Disadvantages of Bitcoin covenants

The major disadvantage of Bitcoin covenants is the loss of fungibility. This means that not all Bitcoins will be the same after adopting covenants. Bitcoins "untouched" by covenants will have greater value, creating complications when it comes to even a simple transfer of funds.

Covenants can be recursive — which means that the added covenant could go beyond one transaction and remain linked to the amount after the initial transaction. If, for instance, you add a covenant that dictates that 10 percent of the transfer amount gets back into your wallet, regardless of whoever sent it to you, it will get the entire amount back to you in a matter of 10 transactions. This leads to a further loss of fungibility.

Lastly, the mass adoption of Bitcoin depends on it being simple enough for common people to understand and use. While some think that Bitcoin is quite complicated already, covenants will take it to another level. Regardless of the efforts put in by the industry to bring Bitcoin to the people, covenants will extend the learning curve and could hinder mass adoption.

The ongoing debate

Bitcoin covenants aren't a reality yet because it takes a democratic process to implement any Bitcoin improvement proposal. For a controversial proposal such as this one, there are lobbies on both sides rallying with similar enthusiasm.
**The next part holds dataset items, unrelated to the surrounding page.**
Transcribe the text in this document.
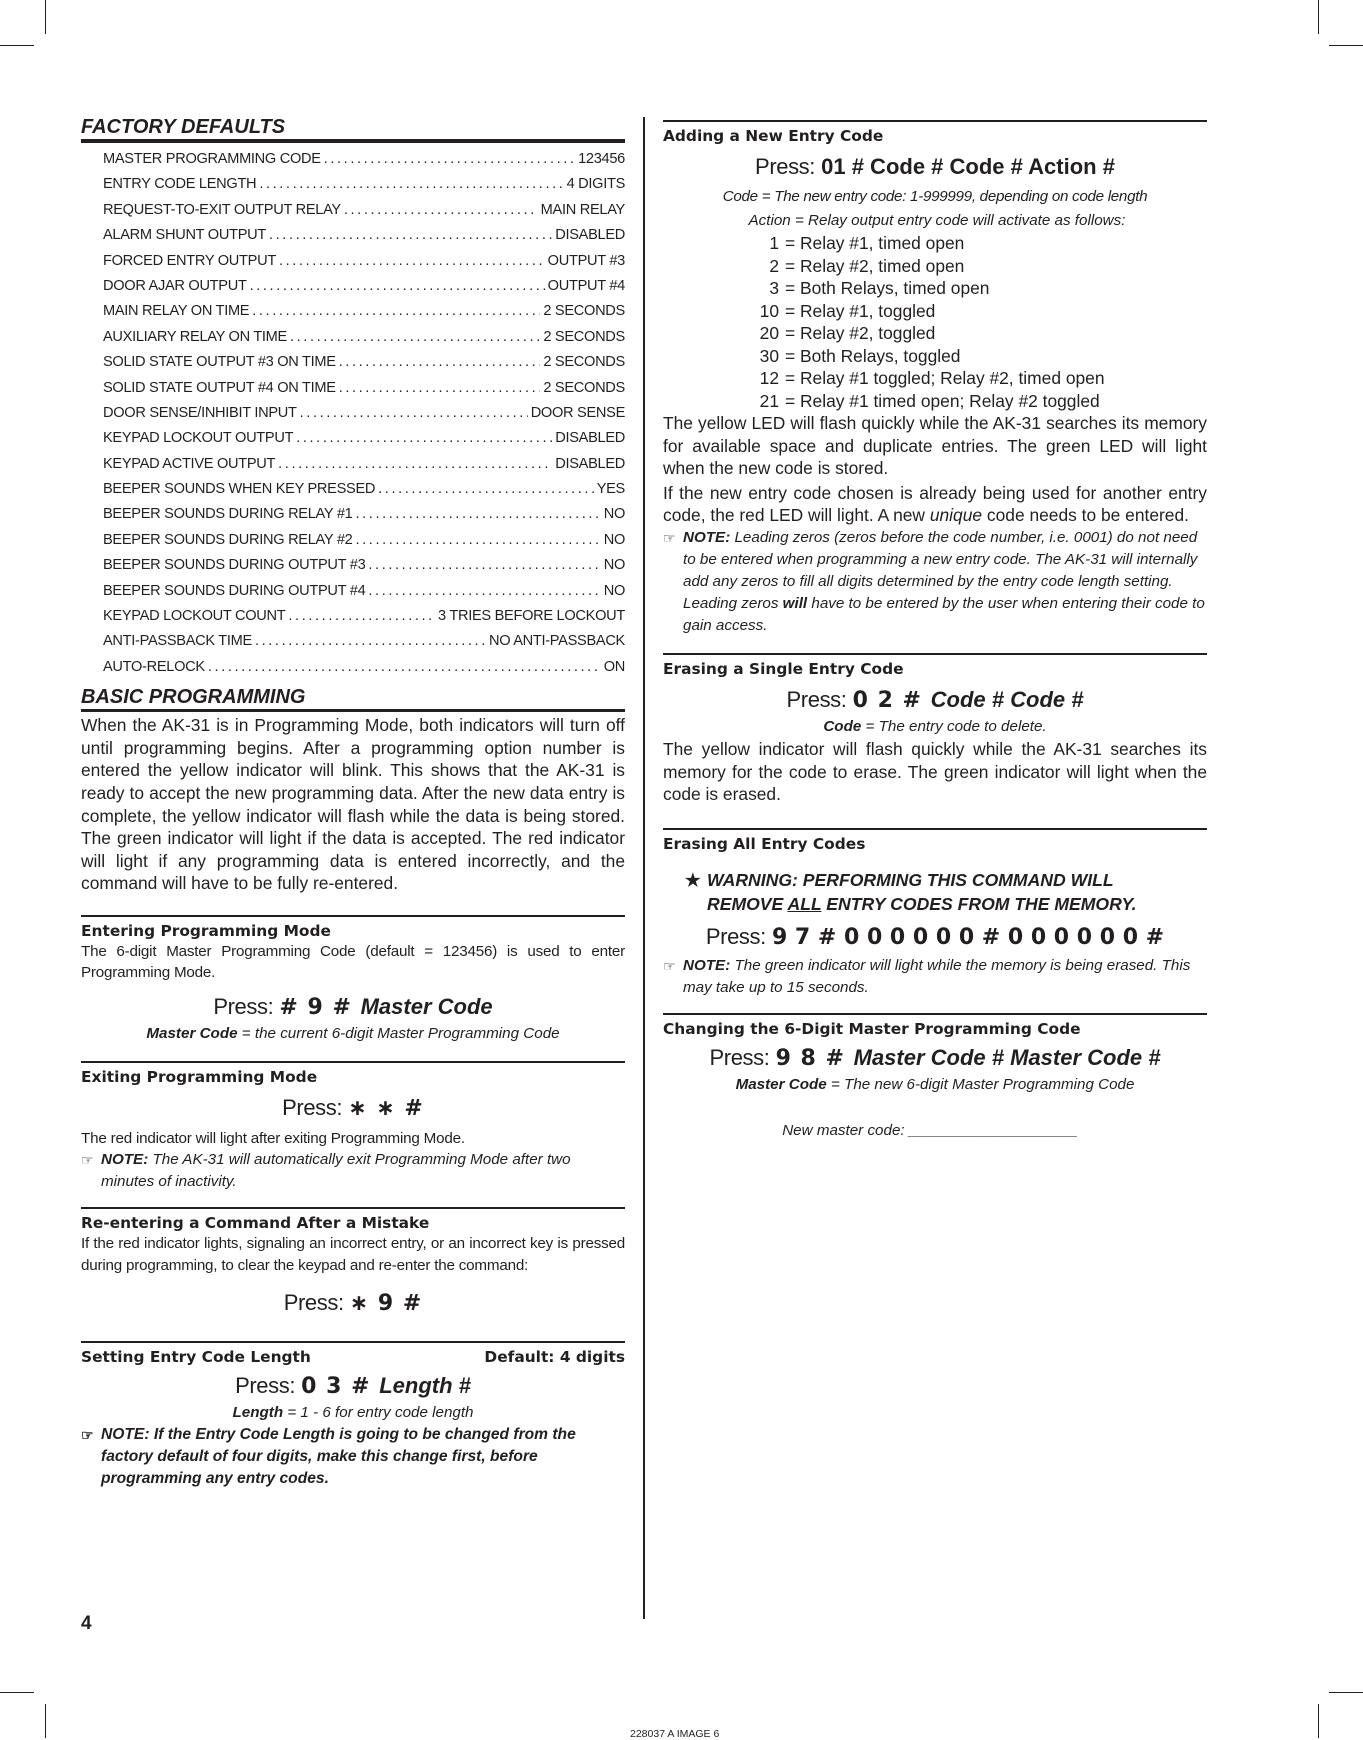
FACTORY DEFAULTS
MASTER PROGRAMMING CODE .....	123456
ENTRY CODE LENGTH .....	4 DIGITS
REQUEST-TO-EXIT OUTPUT RELAY .....	MAIN RELAY
ALARM SHUNT OUTPUT .....	DISABLED
FORCED ENTRY OUTPUT .....	OUTPUT #3
DOOR AJAR OUTPUT .....	OUTPUT #4
MAIN RELAY ON TIME .....	2 SECONDS
AUXILIARY RELAY ON TIME .....	2 SECONDS
SOLID STATE OUTPUT #3 ON TIME .....	2 SECONDS
SOLID STATE OUTPUT #4 ON TIME .....	2 SECONDS
DOOR SENSE/INHIBIT INPUT .....	DOOR SENSE
KEYPAD LOCKOUT OUTPUT .....	DISABLED
KEYPAD ACTIVE OUTPUT .....	DISABLED
BEEPER SOUNDS WHEN KEY PRESSED .....	YES
BEEPER SOUNDS DURING RELAY #1 .....	NO
BEEPER SOUNDS DURING RELAY #2 .....	NO
BEEPER SOUNDS DURING OUTPUT #3 .....	NO
BEEPER SOUNDS DURING OUTPUT #4 .....	NO
KEYPAD LOCKOUT COUNT .....	3 TRIES BEFORE LOCKOUT
ANTI-PASSBACK TIME .....	NO ANTI-PASSBACK
AUTO-RELOCK .....	ON
BASIC PROGRAMMING

When the AK-31 is in Programming Mode, both indicators will turn off until programming begins. After a programming option number is entered the yellow indicator will blink. This shows that the AK-31 is ready to accept the new programming data. After the new data entry is complete, the yellow indicator will flash while the data is being stored. The green indicator will light if the data is accepted. The red indicator will light if any programming data is entered incorrectly, and the command will have to be fully re-entered.

Entering Programming Mode

The 6-digit Master Programming Code (default = 123456) is used to enter Programming Mode.

Press: # 9 # Master Code
Master Code = the current 6-digit Master Programming Code
Exiting Programming Mode
Press: ∗ ∗ #

The red indicator will light after exiting Programming Mode.

☞ NOTE: The AK-31 will automatically exit Programming Mode after two minutes of inactivity.
Re-entering a Command After a Mistake

If the red indicator lights, signaling an incorrect entry, or an incorrect key is pressed during programming, to clear the keypad and re-enter the command:

Press: ∗ 9 #
Setting Entry Code Length	Default: 4 digits
Press: 0 3 # Length #
Length = 1 - 6 for entry code length
☞ NOTE: If the Entry Code Length is going to be changed from the factory default of four digits, make this change first, before programming any entry codes.
4
Adding a New Entry Code
Press: 01 # Code # Code # Action #
Code = The new entry code: 1-999999, depending on code length
Action = Relay output entry code will activate as follows:
1 = Relay #1, timed open
2 = Relay #2, timed open
3 = Both Relays, timed open
10 = Relay #1, toggled
20 = Relay #2, toggled
30 = Both Relays, toggled
12 = Relay #1 toggled; Relay #2, timed open
21 = Relay #1 timed open; Relay #2 toggled

The yellow LED will flash quickly while the AK-31 searches its memory for available space and duplicate entries. The green LED will light when the new code is stored.

If the new entry code chosen is already being used for another entry code, the red LED will light. A new unique code needs to be entered.

☞ NOTE: Leading zeros (zeros before the code number, i.e. 0001) do not need to be entered when programming a new entry code. The AK-31 will internally add any zeros to fill all digits determined by the entry code length setting. Leading zeros will have to be entered by the user when entering their code to gain access.
Erasing a Single Entry Code
Press: 0 2 # Code # Code #
Code = The entry code to delete.

The yellow indicator will flash quickly while the AK-31 searches its memory for the code to erase. The green indicator will light when the code is erased.

Erasing All Entry Codes
★ WARNING: PERFORMING THIS COMMAND WILL
REMOVE ALL ENTRY CODES FROM THE MEMORY.
Press: 9 7 # 0 0 0 0 0 0 # 0 0 0 0 0 0 #
☞ NOTE: The green indicator will light while the memory is being erased. This may take up to 15 seconds.
Changing the 6-Digit Master Programming Code
Press: 9 8 # Master Code # Master Code #
Master Code = The new 6-digit Master Programming Code
New master code: ____________________
228037 A IMAGE 6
The ones who want covenants implemented think that the increased security will stop all the thefts and malpractices in the Bitcoin ecosystem and help the scalability of Bitcoin. The ones who are against it believe that it would destroy the big upsell of Bitcoin as the people's currency of the future with the loss of its fungibility.

As there is no timeline for implementing a Bitcoin improvement proposal, we will surely see more discussion and debate in the coming months and years on covenants and more disadvantages or use cases unearthed.